DPMultiheadAttention

class opacus.layers.dp_multihead_attention.SequenceBias(embed_dim, batch_first=False)[source]

Adds one bias element to the end of the sequence. so if the input has a shape (L, N, E), (batch_first = False), where L is the sequence length, N is the batch size, and E is the embedding dimension, the output will have a shape (L+1, N, E). When batch_first = True, input has a shape (N, L, E) and the output will have a shape (N, L+1, E)

bias

the learnable bias of the module of shape (E), where E is the embedding dimension.

Type:

torch.nn.parameter.Parameter

Example

>>> m = SequenceBias(16, batch_first=False)
>>> input = torch.randn(20, 4, 16)
>>> output = m(input)
>>> output.size()
torch.Size([21, 4, 16])
Parameters:

embed_dim (int) – Embedding dimension

forward(x)[source]

Define the computation performed at every call.

Should be overridden by all subclasses.

Note

Although the recipe for forward pass needs to be defined within this function, one should call the Module instance afterwards instead of this since the former takes care of running the registered hooks while the latter silently ignores them.

class opacus.layers.dp_multihead_attention.DPMultiheadAttention(embed_dim, num_heads, dropout=0.0, bias=True, add_bias_kv=False, add_zero_attn=False, kdim=None, vdim=None, batch_first=False, device=None, dtype=None)[source]

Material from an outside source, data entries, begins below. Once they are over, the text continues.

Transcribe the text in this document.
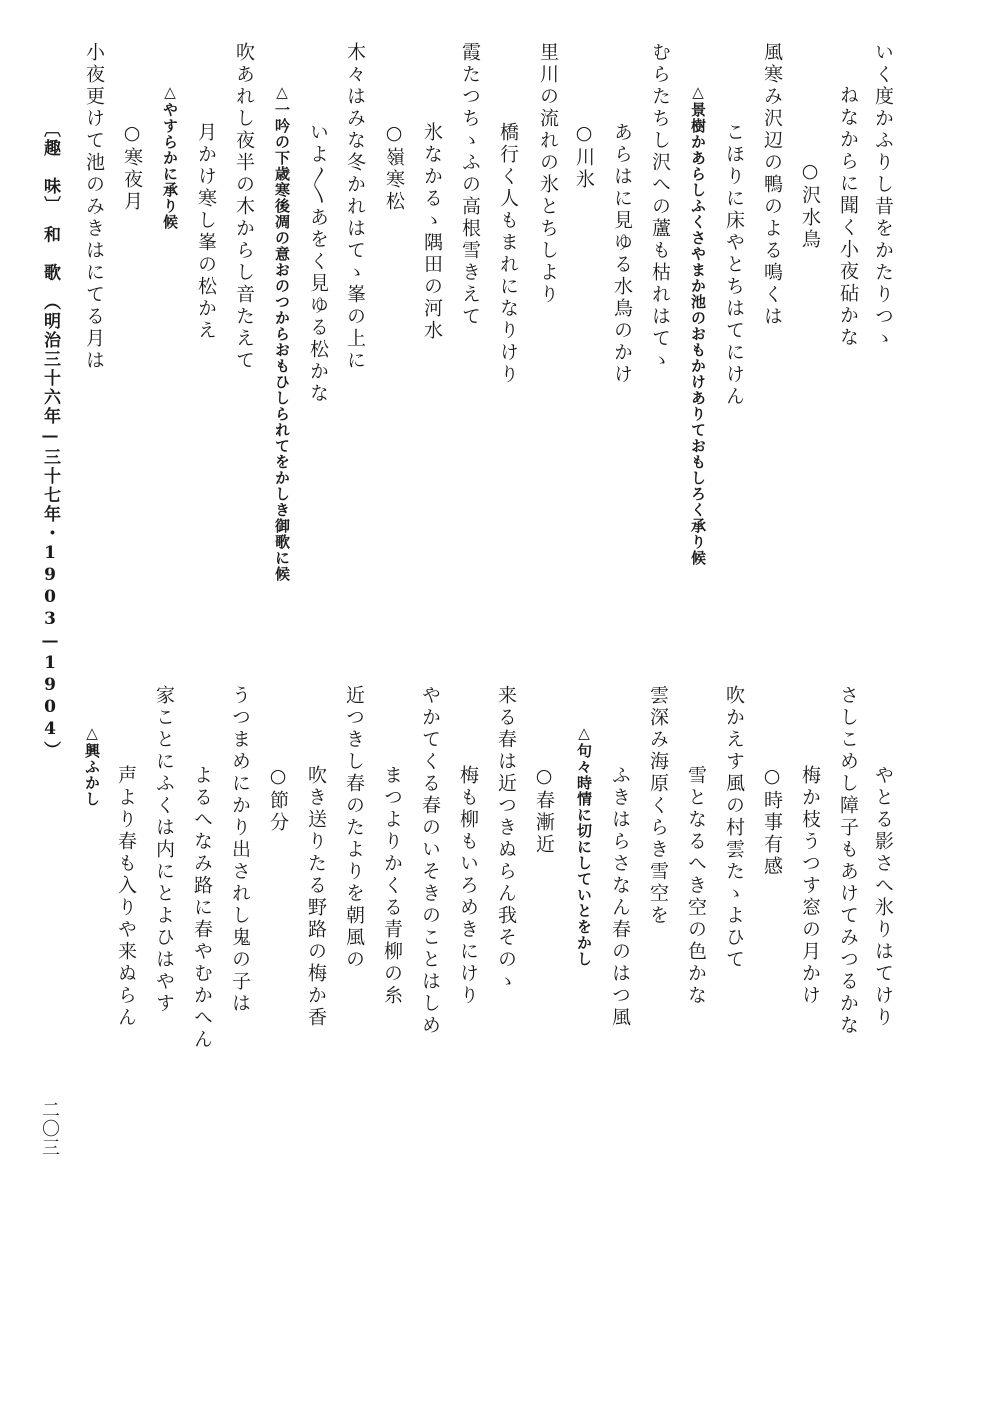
いく度かふりし昔をかたりつゝ
ねなからに聞く小夜砧かな
○沢水鳥
風寒み沢辺の鴨のよる鳴くは
こほりに床やとちはてにけん
△景樹かあらしふくさやまか池のおもかけありておもしろく承り候
むらたちし沢への蘆も枯れはてゝ
あらはに見ゆる水鳥のかけ
○川氷
里川の流れの氷とちしより
橋行く人もまれになりけり
霞たつちゝふの高根雪きえて
氷なかるゝ隅田の河水
○嶺寒松
木々はみな冬かれはてゝ峯の上に
いよ〳〵あをく見ゆる松かな
△一吟の下歳寒後凋の意おのつからおもひしられてをかしき御歌に候
吹あれし夜半の木からし音たえて
月かけ寒し峯の松かえ
△やすらかに承り候
○寒夜月
小夜更けて池のみきはにてる月は
〔趣　味〕　和　歌　（明治三十六年—三十七年・1903—1904）
やとる影さへ氷りはてけり
さしこめし障子もあけてみつるかな
梅か枝うつす窓の月かけ
○時事有感
吹かえす風の村雲たゝよひて
雪となるへき空の色かな
雲深み海原くらき雪空を
ふきはらさなん春のはつ風
△句々時情に切にしていとをかし
○春漸近
来る春は近つきぬらん我そのゝ
梅も柳もいろめきにけり
やかてくる春のいそきのことはしめ
まつよりかくる青柳の糸
近つきし春のたよりを朝風の
吹き送りたる野路の梅か香
○節分
うつまめにかり出されし鬼の子は
よるへなみ路に春やむかへん
家ことにふくは内にとよひはやす
声より春も入りや来ぬらん
△興ふかし
二〇三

This is DP-friendly implementation of nn.MultiheadAttention. For full reference see original module refer to torch.nn.MultiheadAttention.

Current implementation leverages pytorch modules as building blocks to allow DP engine to calculate per-sample gradients. This is in contrast with original implementation based on nn.functional.

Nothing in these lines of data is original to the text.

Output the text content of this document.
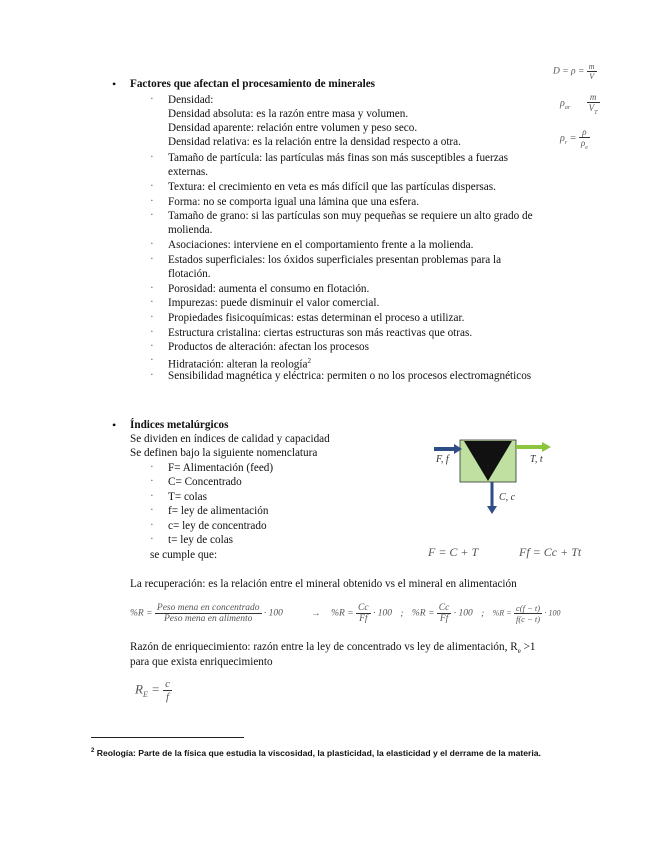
• Factores que afectan el procesamiento de minerales
· Densidad:
Densidad absoluta: es la razón entre masa y volumen.
Densidad aparente: relación entre volumen y peso seco.
Densidad relativa: es la relación entre la densidad respecto a otra.
· Tamaño de partícula: las partículas más finas son más susceptibles a fuerzas
externas.
· Textura: el crecimiento en veta es más difícil que las partículas dispersas.
· Forma: no se comporta igual una lámina que una esfera.
· Tamaño de grano: si las partículas son muy pequeñas se requiere un alto grado de
molienda.
· Asociaciones: interviene en el comportamiento frente a la molienda.
· Estados superficiales: los óxidos superficiales presentan problemas para la
flotación.
· Porosidad: aumenta el consumo en flotación.
· Impurezas: puede disminuir el valor comercial.
· Propiedades fisicoquímicas: estas determinan el proceso a utilizar.
· Estructura cristalina: ciertas estructuras son más reactivas que otras.
· Productos de alteración: afectan los procesos
· Hidratación: alteran la reología$^2$
· Sensibilidad magnética y eléctrica: permiten o no los procesos electromagnéticos
$D = \rho = \frac{m}{V}$
$\rho_{ar} \frac{m}{V_T}$
$\rho_r = \frac{\rho}{\rho_e}$
• Índices metalúrgicos
Se dividen en índices de calidad y capacidad
Se definen bajo la siguiente nomenclatura
· F= Alimentación (feed)
· C= Concentrado
· T= colas
· f= ley de alimentación
· c= ley de concentrado
· t= ley de colas
se cumple que:
F, f	T, t
C, c
F = C + T	Ff = Cc + Tt
La recuperación: es la relación entre el mineral obtenido vs el mineral en alimentación
$\%R = \frac{\text{Peso mena en concentrado}}{\text{Peso mena en alimento}} \cdot 100$	→ $\%R = \frac{Cc}{Ff} \cdot 100$ ; $\%R = \frac{Cc}{Ff} \cdot 100$ ; $\%R = \frac{c(f - t)}{f(c - t)} \cdot 100$
Razón de enriquecimiento: razón entre la ley de concentrado vs ley de alimentación, $R_e >1$
para que exista enriquecimiento
$R_E = \frac{c}{f}$
$^2$ Reología: Parte de la física que estudia la viscosidad, la plasticidad, la elasticidad y el derrame de la materia.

Initialize internal Module state, shared by both nn.Module and ScriptModule.

forward(query, key, value, key_padding_mask=None, need_weights=True, attn_mask=None, is_causal=False)[source]

Define the computation performed at every call.

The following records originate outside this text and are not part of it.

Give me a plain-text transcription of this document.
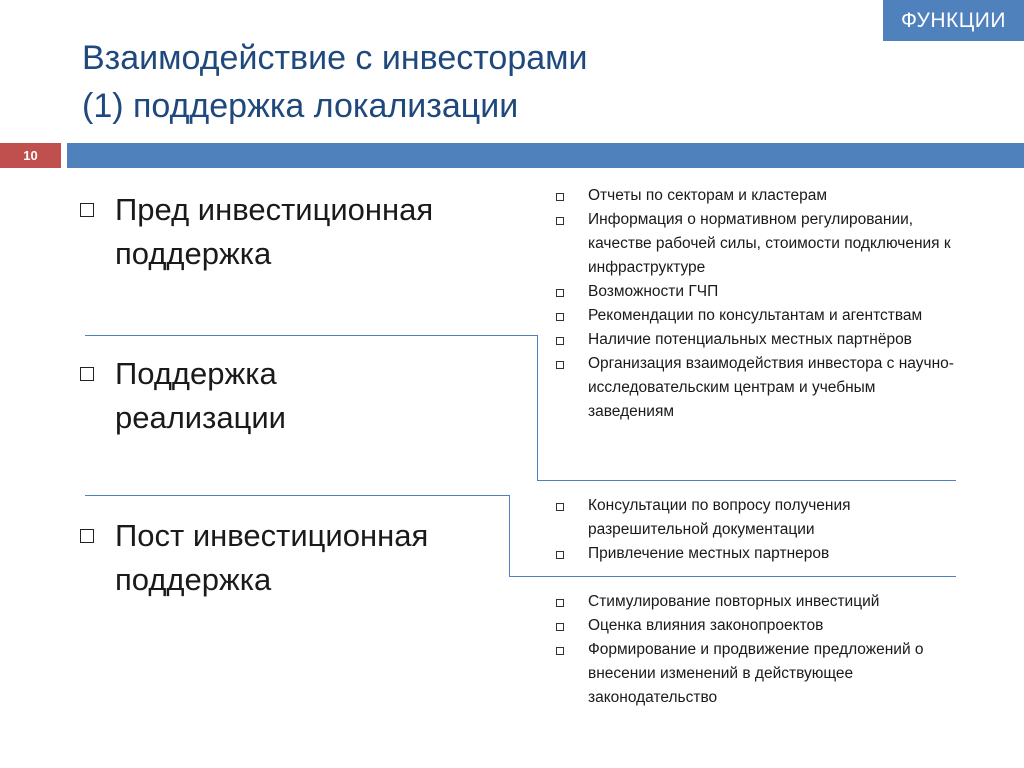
ФУНКЦИИ
Взаимодействие с инвесторами
(1) поддержка локализации
10
Пред инвестиционная
поддержка
Поддержка
реализации
Пост инвестиционная
поддержка
Отчеты по секторам и кластерам
Информация о нормативном регулировании, качестве рабочей силы, стоимости подключения к инфраструктуре
Возможности ГЧП
Рекомендации по консультантам и агентствам
Наличие потенциальных местных партнёров
Организация взаимодействия инвестора с научно-исследовательским центрам и учебным заведениям
Консультации по вопросу получения разрешительной документации
Привлечение местных партнеров
Стимулирование повторных инвестиций
Оценка влияния законопроектов
Формирование и продвижение предложений о внесении изменений в действующее законодательство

Should be overridden by all subclasses.

Note

Although the recipe for forward pass needs to be defined within this function, one should call the Module instance afterwards instead of this since the former takes care of running the registered hooks while the latter silently ignores them.

load_state_dict(state_dict)[source]

Loads module from previously saved state.

Supports loading from both torch.nn.MultiheadAttention and opacus.layers.dp_multihead_attention.DPMultiheadAttention.

Parameters:

state_dict – Please refer to https://pytorch.org/tutorials/recipes/recipes/what_is_state_dict.html.

state_dict(destination=None, prefix='', keep_vars=False)[source]

Return a dictionary containing references to the whole state of the module.

Both parameters and persistent buffers (e.g. running averages) are included. Keys are corresponding parameter and buffer names. Parameters and buffers set to None are not included.

Note

The returned object is a shallow copy. It contains references to the module’s parameters and buffers.

Warning

Currently state_dict() also accepts positional arguments for destination, prefix and keep_vars in order. However, this is being deprecated and keyword arguments will be enforced in future releases.

Warning

Please avoid the use of argument destination as it is not designed for end-users.

Parameters:
  • destination (dict, optional) – If provided, the state of module will be updated into the dict and the same object is returned. Otherwise, an OrderedDict will be created and returned. Default: None.

  • prefix (str, optional) – a prefix added to parameter and buffer names to compose the keys in state_dict. Default: ''.

  • keep_vars (bool, optional) – by default the Tensor s returned in the state dict are detached from autograd. If it’s set to True, detaching will not be performed. Default: False.

Returns:

a dictionary containing a whole state of the module

Return type:

dict

Example:

>>> # xdoctest: +SKIP("undefined vars")
>>> module.state_dict().keys()
['bias', 'weight']